The class has some pacing issues, but Terry does a good job in being a sounding board for Parker to talk to, as well as a source of interruptions and questions from the audience to keep things lively and not totally scripted. When Parker is concentrating on his drawing, Terry fills the gaps admirably. The two have a good rapport, too, which helps.

The one production problem with these webinar-style classes is that Terry's mic is so much louder than Parker's. I'm guessing Parker's mic is too far away from his mouth. While watching the videos at night, I had to listen with headphones so I could hear everyone without waking up the rest of my sleeping family.

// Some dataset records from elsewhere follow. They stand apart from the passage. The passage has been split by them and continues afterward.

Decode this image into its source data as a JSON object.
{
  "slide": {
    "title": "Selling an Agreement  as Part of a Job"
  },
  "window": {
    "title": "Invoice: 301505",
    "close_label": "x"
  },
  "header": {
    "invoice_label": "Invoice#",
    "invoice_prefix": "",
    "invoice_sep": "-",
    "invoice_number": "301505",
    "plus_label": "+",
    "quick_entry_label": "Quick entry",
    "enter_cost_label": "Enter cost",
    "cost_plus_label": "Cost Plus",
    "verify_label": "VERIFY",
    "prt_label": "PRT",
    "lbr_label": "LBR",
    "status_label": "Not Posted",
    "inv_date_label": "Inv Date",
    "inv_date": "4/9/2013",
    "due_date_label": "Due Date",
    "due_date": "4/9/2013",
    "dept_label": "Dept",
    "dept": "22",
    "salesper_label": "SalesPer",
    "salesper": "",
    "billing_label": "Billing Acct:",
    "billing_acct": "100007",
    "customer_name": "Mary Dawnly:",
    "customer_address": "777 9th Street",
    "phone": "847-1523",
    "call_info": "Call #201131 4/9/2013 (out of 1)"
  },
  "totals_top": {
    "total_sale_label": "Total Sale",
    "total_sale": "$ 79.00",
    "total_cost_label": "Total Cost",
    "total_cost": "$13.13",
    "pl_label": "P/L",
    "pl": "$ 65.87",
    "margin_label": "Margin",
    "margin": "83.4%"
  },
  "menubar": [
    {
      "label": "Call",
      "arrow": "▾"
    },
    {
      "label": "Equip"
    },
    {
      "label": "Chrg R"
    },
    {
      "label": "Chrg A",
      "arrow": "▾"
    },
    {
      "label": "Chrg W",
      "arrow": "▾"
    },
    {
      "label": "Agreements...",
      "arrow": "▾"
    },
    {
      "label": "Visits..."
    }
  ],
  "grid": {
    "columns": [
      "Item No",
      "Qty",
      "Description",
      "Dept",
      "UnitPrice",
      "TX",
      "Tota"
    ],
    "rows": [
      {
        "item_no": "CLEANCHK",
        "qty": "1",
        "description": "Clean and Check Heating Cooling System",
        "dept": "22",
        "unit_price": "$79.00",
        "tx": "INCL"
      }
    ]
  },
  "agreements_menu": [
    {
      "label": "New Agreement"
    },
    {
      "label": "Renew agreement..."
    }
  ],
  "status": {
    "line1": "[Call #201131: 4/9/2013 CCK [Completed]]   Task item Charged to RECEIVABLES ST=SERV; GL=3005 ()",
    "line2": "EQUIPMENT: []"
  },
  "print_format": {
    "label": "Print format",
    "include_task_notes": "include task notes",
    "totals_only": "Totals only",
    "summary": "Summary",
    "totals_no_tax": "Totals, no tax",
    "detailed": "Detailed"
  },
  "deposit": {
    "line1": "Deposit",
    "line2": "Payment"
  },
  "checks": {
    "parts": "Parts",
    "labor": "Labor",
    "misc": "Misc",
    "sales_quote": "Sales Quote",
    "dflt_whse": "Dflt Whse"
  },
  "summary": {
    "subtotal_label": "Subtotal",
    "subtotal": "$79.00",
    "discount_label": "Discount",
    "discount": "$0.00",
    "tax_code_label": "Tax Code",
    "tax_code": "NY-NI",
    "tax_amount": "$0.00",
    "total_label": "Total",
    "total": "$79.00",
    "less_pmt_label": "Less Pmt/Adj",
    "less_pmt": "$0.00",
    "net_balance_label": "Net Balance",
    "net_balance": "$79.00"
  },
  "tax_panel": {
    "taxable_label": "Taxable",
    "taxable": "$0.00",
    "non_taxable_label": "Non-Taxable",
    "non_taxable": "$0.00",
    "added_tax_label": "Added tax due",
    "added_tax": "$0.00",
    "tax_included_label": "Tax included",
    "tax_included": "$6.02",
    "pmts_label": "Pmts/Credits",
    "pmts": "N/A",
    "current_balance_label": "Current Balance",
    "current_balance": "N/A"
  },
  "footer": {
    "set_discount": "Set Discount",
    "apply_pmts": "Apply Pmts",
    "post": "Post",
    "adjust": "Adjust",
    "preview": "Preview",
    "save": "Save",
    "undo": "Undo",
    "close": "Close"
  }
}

The total class runs close to six hours, but then there are also two 90 minutes videos at the end where the instructors give live critiques to students taking the class. Theory is great, but seeing the experts apply that to art that has common beginner flaws in it makes for some great examples to hammer down the lessons to be learned.

"How to Draw Everything"

This was aimed a little lower than I expected, which seems silly, I know. Maybe I'm past this phase, but I'm not excited by spending two hours watching Parker draw basic shapes and build them up to make more complex shapes. You know how everything is just a pile of squares and pyramids and globes? Think of that for two hours.

If you've never taken an art class in your life and wanted to learn a few helpful basics, this class might be for you, though. If you can draw three dimensional shapes and handle foreshortening, just skip this one.

"Mastering Perspective"

This is another webinar course, with Parker going over the basics of perspective as you'd expect him to: Horizon line, vanishing point, one-, two-, and three point perspective. If you've never taken an art course before, this is good knowledge to have. Parker's examples, illustrations, and explanations are very good on the topic.

If you know about the different perspective types already, you can almost safely skip the first four chapters and save yourself an hour. The more advanced topics in the second half of the course are where things get interesting, including Parker giving a perspective demo before discussing things like adding shadows and reflections in proper perspective. Things got more interesting for me in that part, as Parker goes beyond those fundamentals taught in Art 1 or in on-line tutorials.

Overall, the site has definitely been worth the money to me for the month, and I'll probably extend it another month to watch a few more classes. Parker and Terry work well together, though it's time for me to watch courses from other instructors, too. The Photoshop-centric courses won't be of much use to me, but there are still lots of other topics to look at.